So, here’s continuing what I started in the previous post. If you missed it, read it here this thing called sex. For those who were ‘in class’ last time, school is now in session.
- Don’t be afraid to experiment – Simply put, be ready to try anything once (twice, if you like it; three times, just to be sure 😛 ). This way, you’ll both discover what you like and what you don’t. Bear in mind that we all have our own private fantasies, so when the man says to you “can we try this?” don’t be too quick to say no. Instead, listen to him, give it some thought (it’s important that he sees that you’re giving it some thought, even if you know it’s something you’re not likely to do, like letting him pee on you – no siree!) and calmly tell him why (if) you’re uncomfortable with what he’s asking. Same goes for the men – remember that women are less likely to ask for what exactly they want in bed, so if she summons up the courage and asks for something, DO NOT dismiss it out of hand. Think about it and then tell her if you’re not comfortable with it. It better not be something she has done for you before, cos after this, she’ll never do it again.
- Talk to each other about the things you want. You certainly aren’t going to get better sex if you remain quiet after every dissatisfying session. I once read in a magazine that it helps to have a checklist of your individual sexual fantasies and then you both can compare to find the common ones, and “negotiate” the peculiar ones. And you won’t always agree. He might want a threesome (which a lot of men want, and I just can’t understand it for the life of me) and you might only be willing to try a threesome if you’re the only woman in the mix (he’ll probably change his mind after he hears that). But having this conversation helps both of you to understand what’s acceptable, what’s out of bounds and what’s negotiable. As a bonus, it also brings you guys closer and you get to enjoy a new level of intimacy 🙂
- Take the initiative – Sometimes, you will need to make the first move, either because your partner is shy, conservative, too busy or tends to always make the first move. This is especially important for the ladies because we tend to always wait for him to ‘start things up’. If he always has to start, he’ll assume that you don’t really want to have sex anyway. And he’s likely to focus more on getting his own satisfaction than on blowing your mind. My suggestion, if you’re horny, just say it. Men get turned on by straight, sexy talk. If you can’t say it, show it – rub up on him, especially using those soft lady parts that he can’t resist, show some skin, walk around the house (or the room if there are other people in the house) naked. That should get his attention. Note though, that you might catch him on a tired day and he may not be in the mood. Don’t get discouraged or angry. Catch him at a better time and make sure he makes it up to you.

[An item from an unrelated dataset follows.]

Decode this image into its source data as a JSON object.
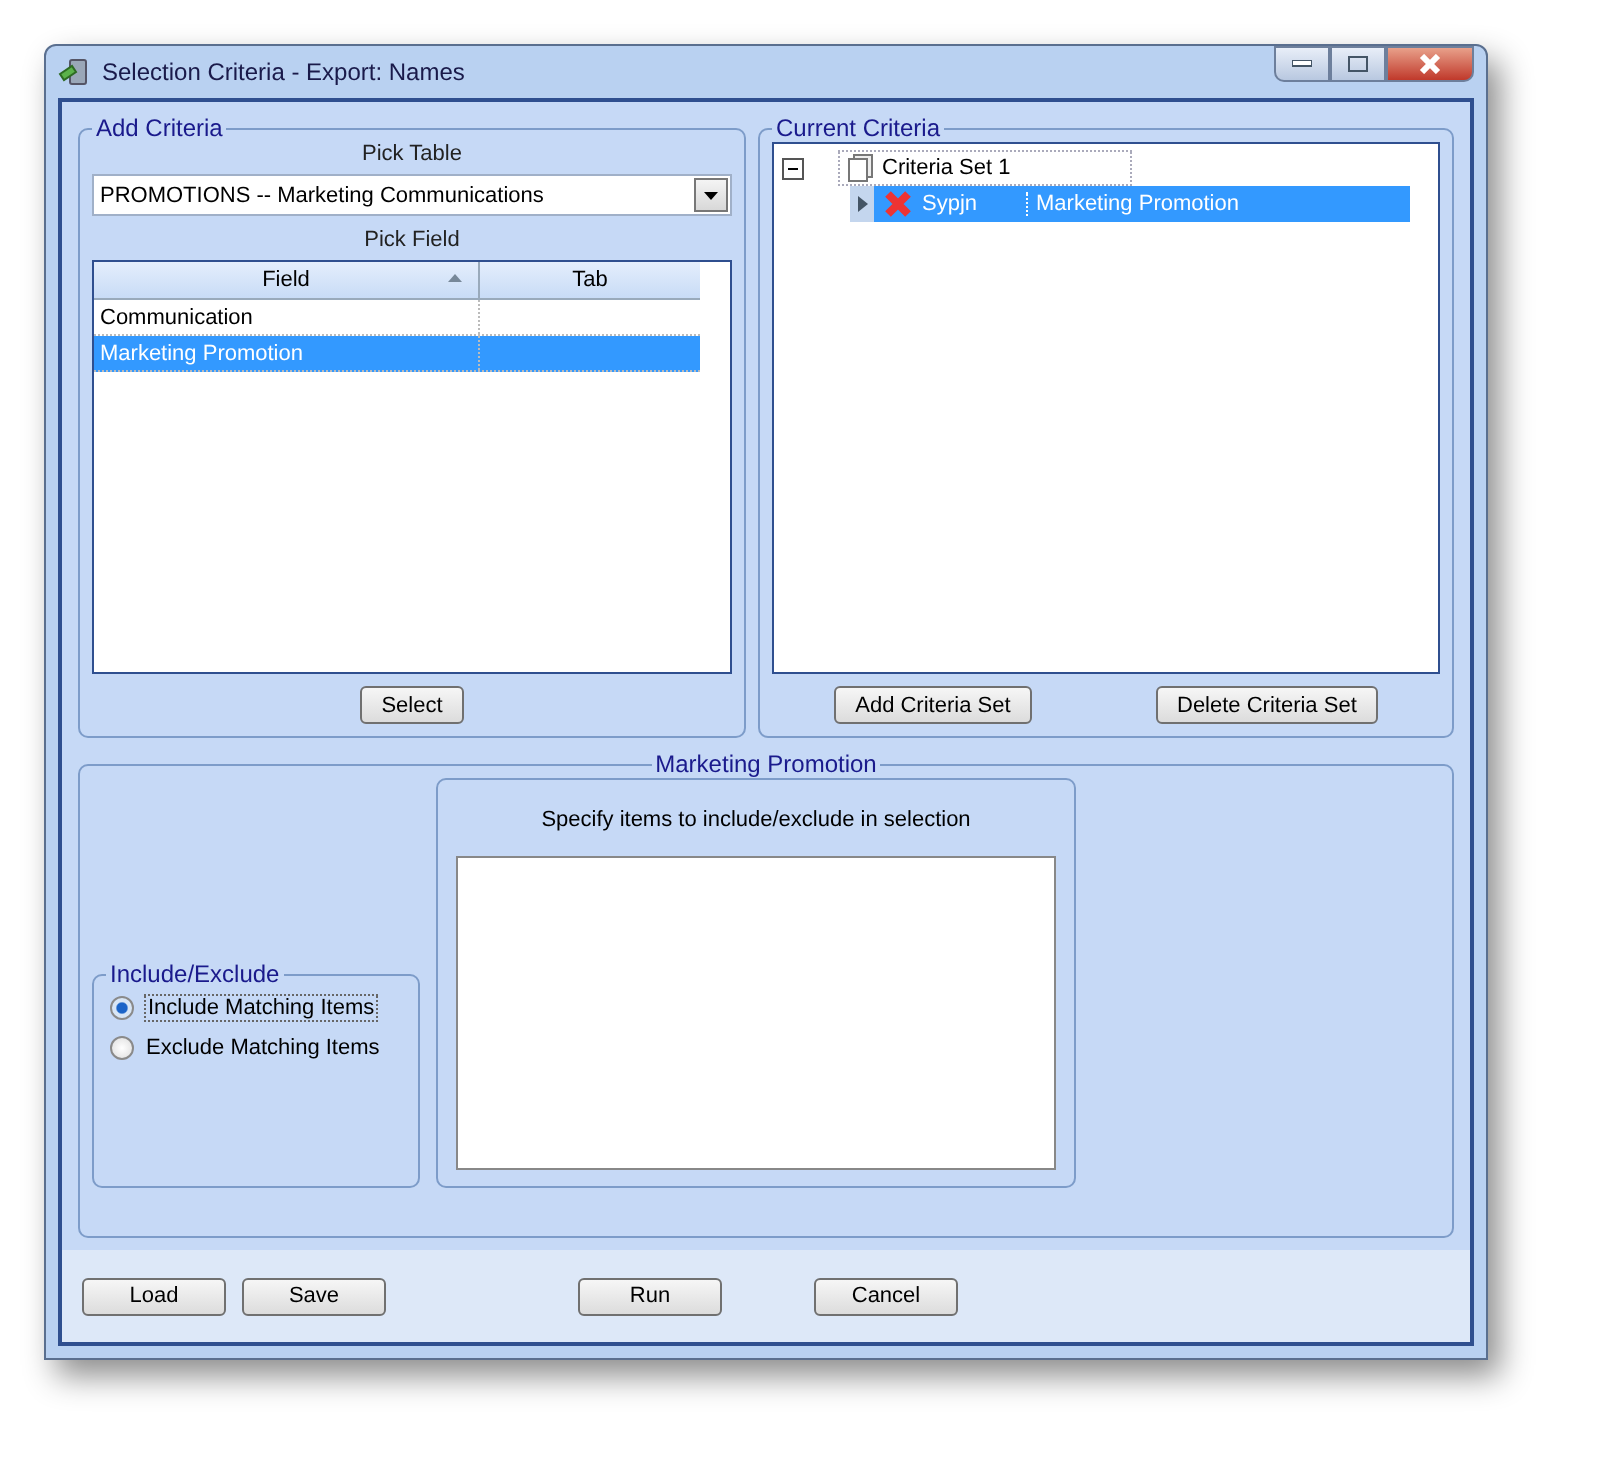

- Be creative – Shake things up a bit. Or a lot! Plan a surprise. If you have kids, ask your mum or sister to keep them for Friday evening and Saturday (or you can do the whole weekend if they don’t mind). Welcome him home from work on Friday night in something sexy. If he’s a Friday-hang-out-with-the-boys type of guy, when he sees you, he’d wish he had ditched the boys that night. And you can rest assured that he’d be more mindful of time spent out cos he’ll never know just when you could be planning to surprise him again. For guys, you can create an ambiance for her – scented candles, sexy music, and a titillating dinner rife with sexy talk. Tell her the things you want to do to her. That’s sure to get her hot and bothered. Get some desert and make sure she’s part of it (*wink*). You could also plan getaways, or take ‘lunch’ to his office (if he’s a big boss and has an office to himself). Also, cultivating the habit of ‘quickies’ is a good strategy – nothing like the thrill that comes from the risk of getting caught. Just don’t get caught!

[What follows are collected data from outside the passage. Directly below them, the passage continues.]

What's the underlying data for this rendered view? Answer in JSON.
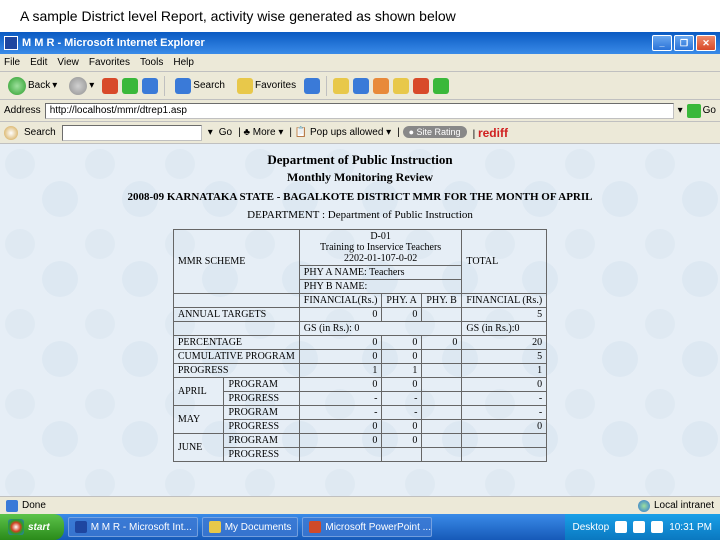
{
  "caption": "A sample District level Report, activity wise generated as shown below",
  "window": {
    "title": "M M R - Microsoft Internet Explorer"
  },
  "menu": {
    "items": [
      "File",
      "Edit",
      "View",
      "Favorites",
      "Tools",
      "Help"
    ]
  },
  "toolbar": {
    "back": "Back",
    "search": "Search",
    "favorites": "Favorites"
  },
  "address": {
    "label": "Address",
    "url": "http://localhost/mmr/dtrep1.asp",
    "go": "Go"
  },
  "searchbar": {
    "label": "Search",
    "go": "Go",
    "more": "More",
    "popups": "Pop ups allowed",
    "rating": "Site Rating",
    "brand": "rediff"
  },
  "report": {
    "h1": "Department of Public Instruction",
    "h2": "Monthly Monitoring Review",
    "h3": "2008-09 KARNATAKA STATE - BAGALKOTE DISTRICT MMR FOR THE MONTH OF APRIL",
    "dept_label": "DEPARTMENT :",
    "dept_value": "Department of Public Instruction",
    "col_head_code": "D-01",
    "col_head_desc": "Training to Inservice Teachers",
    "col_head_num": "2202-01-107-0-02",
    "mmr_scheme": "MMR SCHEME",
    "total": "TOTAL",
    "phy_a_name": "PHY A NAME: Teachers",
    "phy_b_name": "PHY B NAME:",
    "fin_rs": "FINANCIAL(Rs.)",
    "phy_a": "PHY. A",
    "phy_b": "PHY. B",
    "fin_rs_total": "FINANCIAL (Rs.)",
    "rows": {
      "annual": {
        "label": "ANNUAL TARGETS",
        "v1": "0",
        "v2": "0",
        "v3": "",
        "v4": "5"
      },
      "gs": {
        "left": "GS (in Rs.): 0",
        "right": "GS (in Rs.):0"
      },
      "percentage": {
        "label": "PERCENTAGE",
        "v1": "0",
        "v2": "0",
        "v3": "0",
        "v4": "20"
      },
      "cumprog": {
        "label": "CUMULATIVE PROGRAM",
        "v1": "0",
        "v2": "0",
        "v3": "",
        "v4": "5"
      },
      "progress": {
        "label": "PROGRESS",
        "v1": "1",
        "v2": "1",
        "v3": "",
        "v4": "1"
      },
      "april": {
        "label": "APRIL",
        "program": "PROGRAM",
        "pv": [
          "0",
          "0",
          "",
          "0"
        ],
        "progress": "PROGRESS",
        "gv": [
          "-",
          "-",
          "",
          "-"
        ]
      },
      "may": {
        "label": "MAY",
        "program": "PROGRAM",
        "pv": [
          "-",
          "-",
          "",
          "-"
        ],
        "progress": "PROGRESS",
        "gv": [
          "0",
          "0",
          "",
          "0"
        ]
      },
      "june": {
        "label": "JUNE",
        "program": "PROGRAM",
        "pv": [
          "0",
          "0",
          "",
          ""
        ],
        "progress": "PROGRESS"
      }
    }
  },
  "status": {
    "done": "Done",
    "zone": "Local intranet"
  },
  "taskbar": {
    "start": "start",
    "tasks": [
      "M M R - Microsoft Int...",
      "My Documents",
      "Microsoft PowerPoint ..."
    ],
    "desktop": "Desktop",
    "clock": "10:31 PM"
  }
}
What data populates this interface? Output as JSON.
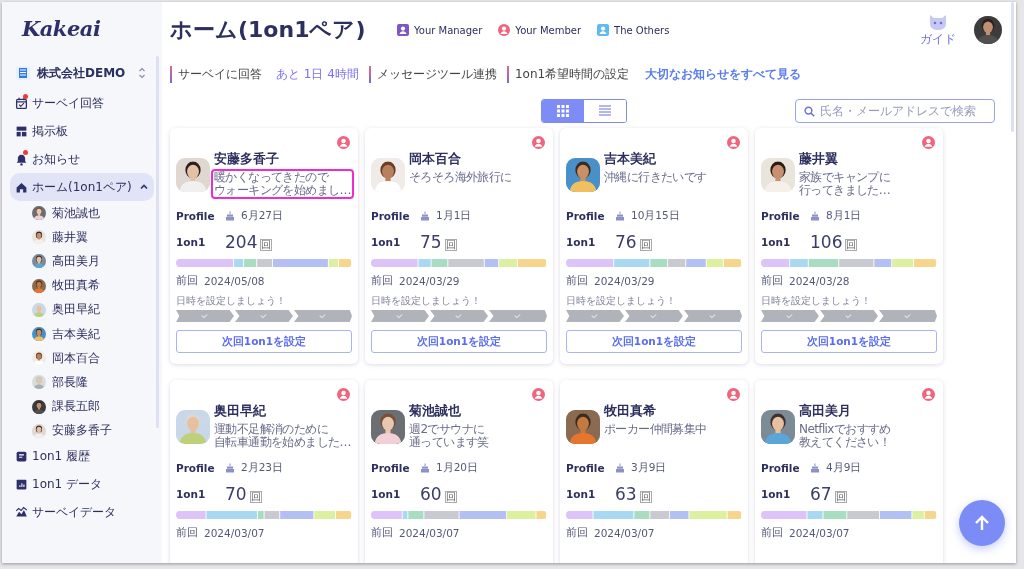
{
  "sidebar": {
    "logo": "Kakeai",
    "org": "株式会社DEMO",
    "items": [
      {
        "label": "サーベイ回答",
        "selected": false,
        "dot": true
      },
      {
        "label": "掲示板",
        "selected": false,
        "dot": false
      },
      {
        "label": "お知らせ",
        "selected": false,
        "dot": true
      },
      {
        "label": "ホーム(1on1ペア)",
        "selected": true,
        "dot": false,
        "expanded": true,
        "children": [
          {
            "label": "菊池誠也",
            "selected": false
          },
          {
            "label": "藤井翼",
            "selected": false
          },
          {
            "label": "高田美月",
            "selected": false
          },
          {
            "label": "牧田真希",
            "selected": false
          },
          {
            "label": "奥田早紀",
            "selected": false
          },
          {
            "label": "吉本美紀",
            "selected": false
          },
          {
            "label": "岡本百合",
            "selected": false
          },
          {
            "label": "部長隆",
            "selected": false
          },
          {
            "label": "課長五郎",
            "selected": false
          },
          {
            "label": "安藤多香子",
            "selected": false
          }
        ]
      },
      {
        "label": "1on1 履歴",
        "selected": false,
        "dot": false
      },
      {
        "label": "1on1 データ",
        "selected": false,
        "dot": false
      },
      {
        "label": "サーベイデータ",
        "selected": false,
        "dot": false
      }
    ]
  },
  "header": {
    "title": "ホーム(1on1ペア)",
    "legend": [
      {
        "label": "Your Manager",
        "color": "#7e57c2"
      },
      {
        "label": "Your Member",
        "color": "#f0647c"
      },
      {
        "label": "The Others",
        "color": "#5cbcf2"
      }
    ],
    "guide": "ガイド"
  },
  "notices": {
    "items": [
      {
        "label": "サーベイに回答",
        "note": "あと 1日 4時間"
      },
      {
        "label": "メッセージツール連携"
      },
      {
        "label": "1on1希望時間の設定"
      }
    ],
    "link": "大切なお知らせをすべて見る"
  },
  "view_toggle": [
    {
      "kind": "grid",
      "selected": true
    },
    {
      "kind": "list",
      "selected": false
    }
  ],
  "search": {
    "placeholder": "氏名・メールアドレスで検索"
  },
  "cards": [
    {
      "name": "安藤多香子",
      "message": [
        "暖かくなってきたので",
        "ウォーキングを始めまし…"
      ],
      "highlighted": true,
      "profile_label": "Profile",
      "birthday": "6月27日",
      "count_label": "1on1",
      "count": "204",
      "unit": "回",
      "last_label": "前回",
      "last": "2024/05/08",
      "prompt": "日時を設定しましょう！",
      "steps": [
        {
          "checked": true
        },
        {
          "checked": true
        },
        {
          "checked": true
        }
      ],
      "button": "次回1on1を設定"
    },
    {
      "name": "岡本百合",
      "message": [
        "そろそろ海外旅行に"
      ],
      "highlighted": false,
      "profile_label": "Profile",
      "birthday": "1月1日",
      "count_label": "1on1",
      "count": "75",
      "unit": "回",
      "last_label": "前回",
      "last": "2024/03/29",
      "prompt": "日時を設定しましょう！",
      "steps": [
        {
          "checked": true
        },
        {
          "checked": true
        },
        {
          "checked": true
        }
      ],
      "button": "次回1on1を設定"
    },
    {
      "name": "吉本美紀",
      "message": [
        "沖縄に行きたいです"
      ],
      "highlighted": false,
      "profile_label": "Profile",
      "birthday": "10月15日",
      "count_label": "1on1",
      "count": "76",
      "unit": "回",
      "last_label": "前回",
      "last": "2024/03/29",
      "prompt": "日時を設定しましょう！",
      "steps": [
        {
          "checked": true
        },
        {
          "checked": true
        },
        {
          "checked": true
        }
      ],
      "button": "次回1on1を設定"
    },
    {
      "name": "藤井翼",
      "message": [
        "家族でキャンプに",
        "行ってきました…"
      ],
      "highlighted": false,
      "profile_label": "Profile",
      "birthday": "8月1日",
      "count_label": "1on1",
      "count": "106",
      "unit": "回",
      "last_label": "前回",
      "last": "2024/03/28",
      "prompt": "日時を設定しましょう！",
      "steps": [
        {
          "checked": true
        },
        {
          "checked": true
        },
        {
          "checked": true
        }
      ],
      "button": "次回1on1を設定"
    },
    {
      "name": "奥田早紀",
      "message": [
        "運動不足解消のために",
        "自転車通勤を始めました…"
      ],
      "highlighted": false,
      "profile_label": "Profile",
      "birthday": "2月23日",
      "count_label": "1on1",
      "count": "70",
      "unit": "回",
      "last_label": "前回",
      "last": "2024/03/07"
    },
    {
      "name": "菊池誠也",
      "message": [
        "週2でサウナに",
        "通っています笑"
      ],
      "highlighted": false,
      "profile_label": "Profile",
      "birthday": "1月20日",
      "count_label": "1on1",
      "count": "60",
      "unit": "回",
      "last_label": "前回",
      "last": "2024/03/07"
    },
    {
      "name": "牧田真希",
      "message": [
        "ポーカー仲間募集中"
      ],
      "highlighted": false,
      "profile_label": "Profile",
      "birthday": "3月9日",
      "count_label": "1on1",
      "count": "63",
      "unit": "回",
      "last_label": "前回",
      "last": "2024/03/07"
    },
    {
      "name": "高田美月",
      "message": [
        "Netflixでおすすめ",
        "教えてください！"
      ],
      "highlighted": false,
      "profile_label": "Profile",
      "birthday": "4月9日",
      "count_label": "1on1",
      "count": "67",
      "unit": "回",
      "last_label": "前回",
      "last": "2024/03/07"
    }
  ]
}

- Use the spaces around both of you – everywhere is a potential ‘naughty’ location. Can you imagine how she’d feel if, every time she went into the kitchen to cook, she remembered you doing naughty things to her at that sink. Or imagine how difficult focusing on work would be if you had to work at the same desk that you took her on the week before. You’d struggle to explain the silly smile pasted on your face all day. And that’s a great feeling, I tell you, because you’d be hurrying back home every day to ‘relive’ the moment.
- Keep the sexy going – all day and all week if you can. Flirt with your partner, the way you guys did before you became a couple. Send naughty texts while you’re away from each other. Call just to tell him/her that you’re still thinking about last night or that you can’t wait to get home. If he’s away for a bit, send erotic pictures, talk about what you’re wearing (or not wearing). Keep him/her stimulated and constantly thinking of you. You’ll build anticipation – and like they say, anticipation is half the fun!